Às 16h, com os animais operados precisando retornar à comunidade, a gente resolveu pedir socorro à Jane ― nunca mais vou esquecer os olhos afogados da Emily, sua filha adolescente. E outras cinco horas de via-sacra motorizada e a pé por Santo André se sucederam. Não sobrou uma viela por onde nós não tivéssemos passado. Um morador que não tivesse ouvido o assobio da Jane. Um segurança do entorno do terreno onde Napoleão foi visto algumas vezes sem nosso telefone.
Perto das 22h, derrotados, um motoqueiro bateu no meu carro. Ainda faltou contar do Enzo, o poodlelata que passou a tarde no soro, por causa de uma crise de convulsão.

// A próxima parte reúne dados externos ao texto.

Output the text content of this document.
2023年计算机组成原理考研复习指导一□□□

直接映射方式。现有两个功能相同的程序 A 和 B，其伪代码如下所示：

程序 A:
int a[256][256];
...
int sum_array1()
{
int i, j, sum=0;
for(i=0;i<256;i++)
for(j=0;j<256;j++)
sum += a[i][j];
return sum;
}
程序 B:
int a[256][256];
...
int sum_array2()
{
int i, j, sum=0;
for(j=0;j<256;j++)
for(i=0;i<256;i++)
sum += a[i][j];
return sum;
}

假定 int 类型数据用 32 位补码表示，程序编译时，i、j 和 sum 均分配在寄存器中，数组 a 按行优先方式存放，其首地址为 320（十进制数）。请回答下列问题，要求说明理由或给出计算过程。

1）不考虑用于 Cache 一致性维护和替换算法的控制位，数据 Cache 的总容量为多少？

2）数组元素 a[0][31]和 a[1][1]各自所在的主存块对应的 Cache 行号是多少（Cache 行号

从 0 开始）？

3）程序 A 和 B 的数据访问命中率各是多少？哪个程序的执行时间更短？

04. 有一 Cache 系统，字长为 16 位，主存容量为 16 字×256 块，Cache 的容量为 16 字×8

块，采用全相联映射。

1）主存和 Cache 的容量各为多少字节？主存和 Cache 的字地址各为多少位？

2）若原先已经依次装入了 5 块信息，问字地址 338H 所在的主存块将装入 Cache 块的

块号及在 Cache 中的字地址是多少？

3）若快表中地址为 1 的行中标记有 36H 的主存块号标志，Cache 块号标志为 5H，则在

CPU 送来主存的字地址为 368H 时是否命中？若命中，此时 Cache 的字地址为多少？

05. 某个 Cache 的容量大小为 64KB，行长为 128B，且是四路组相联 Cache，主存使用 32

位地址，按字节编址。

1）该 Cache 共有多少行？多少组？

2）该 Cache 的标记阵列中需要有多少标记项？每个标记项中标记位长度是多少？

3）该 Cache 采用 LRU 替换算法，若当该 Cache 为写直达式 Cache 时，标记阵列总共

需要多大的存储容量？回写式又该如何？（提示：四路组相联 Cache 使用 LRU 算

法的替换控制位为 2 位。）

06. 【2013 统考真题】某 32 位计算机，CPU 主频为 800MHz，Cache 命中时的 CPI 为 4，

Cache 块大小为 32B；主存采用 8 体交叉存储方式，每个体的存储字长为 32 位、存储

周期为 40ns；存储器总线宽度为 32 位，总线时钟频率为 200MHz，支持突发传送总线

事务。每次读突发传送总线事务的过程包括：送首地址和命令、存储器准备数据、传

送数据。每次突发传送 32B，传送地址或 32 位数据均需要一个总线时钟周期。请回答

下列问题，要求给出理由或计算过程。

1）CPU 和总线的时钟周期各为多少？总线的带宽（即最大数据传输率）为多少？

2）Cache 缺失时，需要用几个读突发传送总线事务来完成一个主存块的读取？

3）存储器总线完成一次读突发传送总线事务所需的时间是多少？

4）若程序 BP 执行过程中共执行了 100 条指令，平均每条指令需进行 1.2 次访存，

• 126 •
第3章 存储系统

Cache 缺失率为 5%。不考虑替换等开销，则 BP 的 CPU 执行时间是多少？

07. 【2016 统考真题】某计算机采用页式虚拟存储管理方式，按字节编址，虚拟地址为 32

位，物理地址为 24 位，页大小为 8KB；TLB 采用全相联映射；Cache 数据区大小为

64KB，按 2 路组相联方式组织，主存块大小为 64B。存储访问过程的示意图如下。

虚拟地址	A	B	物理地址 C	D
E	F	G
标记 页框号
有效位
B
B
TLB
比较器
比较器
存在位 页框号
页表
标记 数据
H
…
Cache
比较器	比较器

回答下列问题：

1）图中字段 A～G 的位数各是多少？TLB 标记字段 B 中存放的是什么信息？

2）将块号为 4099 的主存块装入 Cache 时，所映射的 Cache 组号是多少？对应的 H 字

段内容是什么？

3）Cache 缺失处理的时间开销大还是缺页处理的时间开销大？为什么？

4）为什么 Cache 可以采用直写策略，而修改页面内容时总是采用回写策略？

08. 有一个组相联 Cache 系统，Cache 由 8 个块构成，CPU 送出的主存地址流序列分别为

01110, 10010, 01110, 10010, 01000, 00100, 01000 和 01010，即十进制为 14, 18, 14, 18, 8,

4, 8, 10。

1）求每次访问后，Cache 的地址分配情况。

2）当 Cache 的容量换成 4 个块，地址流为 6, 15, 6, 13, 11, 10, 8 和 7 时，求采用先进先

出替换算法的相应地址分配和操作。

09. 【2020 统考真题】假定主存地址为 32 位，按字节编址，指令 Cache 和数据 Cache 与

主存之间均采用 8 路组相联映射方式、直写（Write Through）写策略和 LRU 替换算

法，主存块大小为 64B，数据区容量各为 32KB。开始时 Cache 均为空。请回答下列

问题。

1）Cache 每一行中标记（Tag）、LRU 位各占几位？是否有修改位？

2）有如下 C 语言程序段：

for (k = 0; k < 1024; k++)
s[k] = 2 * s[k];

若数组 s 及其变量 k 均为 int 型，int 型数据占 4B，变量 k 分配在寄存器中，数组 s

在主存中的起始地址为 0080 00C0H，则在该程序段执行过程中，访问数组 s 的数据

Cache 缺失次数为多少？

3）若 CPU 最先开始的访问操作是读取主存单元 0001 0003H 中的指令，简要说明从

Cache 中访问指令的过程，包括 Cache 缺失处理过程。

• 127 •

Dr.ª Ana Lúcia cobrou apenas a aplicação do remédio, deu uma caixinha à família e insistiu que ele voltasse para investigarem a causa das convulsões, com desconto-vaquinha-o-que-precisasse. Deitei vazia.
Às 4h30, o celular me pegou acordada. Como faltam palavras no dicionário para descrever reencontros desacreditados, preferi filmar.
Napoleão foi adotado pelas meninas filhote, quando sua tutora, idosa, faleceu. Já tinha escapado uma vez e, aos 3 anos, só aceita as duas ― provavelmente, morreria na rua. Sem paciência com as marcações de território, o avô vive ameaçando doá-lo. A castração coroará o final feliz, assim que o fujão se recuperar do susto. :)
Enzo não sobreviveu. Liguei para a dona Maria Marinês na sexta, depois de passar a semana em curso, acordando às 6h e indo dormir às 24h, e fiquei sem reação, segurando o aparelho no ouvido. Como os exames cardíacos não acusaram nada, restou a suspeita de problema neurológico. E ela não me deixou ajudar com a conta do hospital. "Eu trabalho, meu marido trabalha, tenho uma filha professora, outra designer. Cada um pagou um pouquinho".
Percebendo meu silêncio constrangido, emendou: "As coisas acontecem na hora que têm de acontecer. O mutirão não deu certo para o Enzo, mas beneficiou outros animais, não é?". Dez cachorros (duas fêmeas e oito machos) e 27 gatos (dez fêmeas e 17 machos). Fora a segunda leva, que não pôde ser operada agora. "Então, não desanime. E venha aqui em casa, um dia desses, para tomar um café".
Nas madrugadas seguintes, quando o coração apertava, eu relia a mensagem da Ana Carolina, tutora da Ágatha:
E lembrava do sorriso das famílias na pracinha, recebendo seus amigos quadrúpedes.
Mutirão de castração é, definitivamente, para os fortes.